Question

I have a bridge table book_person between tables book and person to provide many-to-many relation. In this table I also have role-definitions, to set which roles (author, editor, illustrator, translator etc.) a person has on particular book. Now I consider to split roles to separate role tables (like book_author, book_translator etc). But I am in doubt, is it good idea or not? For pros, it makes DB more clean and one simple benefit I see that DBIC schema loader detects such simple bridge-tables and creates many-to-many accessors to me. For cons I see that aggregating functions for roles will need more joinings.

What are the benefits of using separate role-bridgetable over all-in-one role-bridgetable? And what are shortcomings? I am trying to upgrade my apps using ORM (DBIx::Class), but not knowing it well yet, so considerations towards it are also really welcome.

Was it helpful?

Solution

create table book (
  id_book integer primary key,
  name_book text,
  author_book
);

create table person (
  id_person integer primary key,
  name_person text
);

create table book_person (
  id_person integer,
  id_book integer,
  role_person text,
  primary key (id_person, id_book)
);

I think using role in book_person table is a good choice if one person has ONLY one role because:

  1. There are just a few roles which you use.
  2. To wouldn't to litter your DB when you could do it if created some more tables like book_author, book_translator.
  3. You don't need to use as you said many joinings.
  4. Roles in your case just an attribute and if you don't keep some extra info about roles capabilities you shouldn't create one more table for keeping binding role-person. You already keep it in book_person.

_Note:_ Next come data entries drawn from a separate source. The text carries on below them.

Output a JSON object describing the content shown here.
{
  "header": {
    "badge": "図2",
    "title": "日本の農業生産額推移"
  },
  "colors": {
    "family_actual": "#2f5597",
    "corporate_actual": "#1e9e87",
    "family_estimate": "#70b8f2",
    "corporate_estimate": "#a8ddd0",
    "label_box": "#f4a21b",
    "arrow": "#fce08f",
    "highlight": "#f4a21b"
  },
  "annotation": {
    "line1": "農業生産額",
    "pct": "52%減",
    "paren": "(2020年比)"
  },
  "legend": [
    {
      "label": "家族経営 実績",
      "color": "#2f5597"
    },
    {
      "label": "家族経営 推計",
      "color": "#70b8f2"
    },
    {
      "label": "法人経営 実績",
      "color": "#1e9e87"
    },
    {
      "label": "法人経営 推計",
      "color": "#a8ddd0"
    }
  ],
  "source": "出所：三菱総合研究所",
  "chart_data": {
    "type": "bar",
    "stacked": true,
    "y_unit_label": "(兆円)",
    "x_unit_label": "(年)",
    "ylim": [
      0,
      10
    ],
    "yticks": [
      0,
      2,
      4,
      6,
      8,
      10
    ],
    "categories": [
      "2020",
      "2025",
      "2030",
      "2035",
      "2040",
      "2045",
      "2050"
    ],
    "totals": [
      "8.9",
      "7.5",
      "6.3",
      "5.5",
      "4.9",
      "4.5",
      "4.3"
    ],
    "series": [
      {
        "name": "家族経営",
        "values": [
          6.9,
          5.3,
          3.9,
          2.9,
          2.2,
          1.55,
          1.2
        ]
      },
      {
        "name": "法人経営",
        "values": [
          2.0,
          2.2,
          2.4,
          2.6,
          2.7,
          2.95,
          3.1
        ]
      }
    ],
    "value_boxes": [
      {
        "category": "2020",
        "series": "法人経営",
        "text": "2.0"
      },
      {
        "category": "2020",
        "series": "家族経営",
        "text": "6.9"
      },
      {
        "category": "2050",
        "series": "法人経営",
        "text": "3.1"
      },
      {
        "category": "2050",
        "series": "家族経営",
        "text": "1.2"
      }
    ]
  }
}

You need to create another table for role if you have:

  1. One person has more than one role.
  2. You keep some extra info about role as I said above.

I guess that's all.

OTHER TIPS

Given that a person can have multiple roles for a book, I would create a separate table (say book_person_role) with person-id/book-id as foreign key and a role-id. Thus you get a one-to-many relation from book_person to book_person_role. I wouldn't create a table per role; that would mean changing the schema when a role is added/deleted/changed.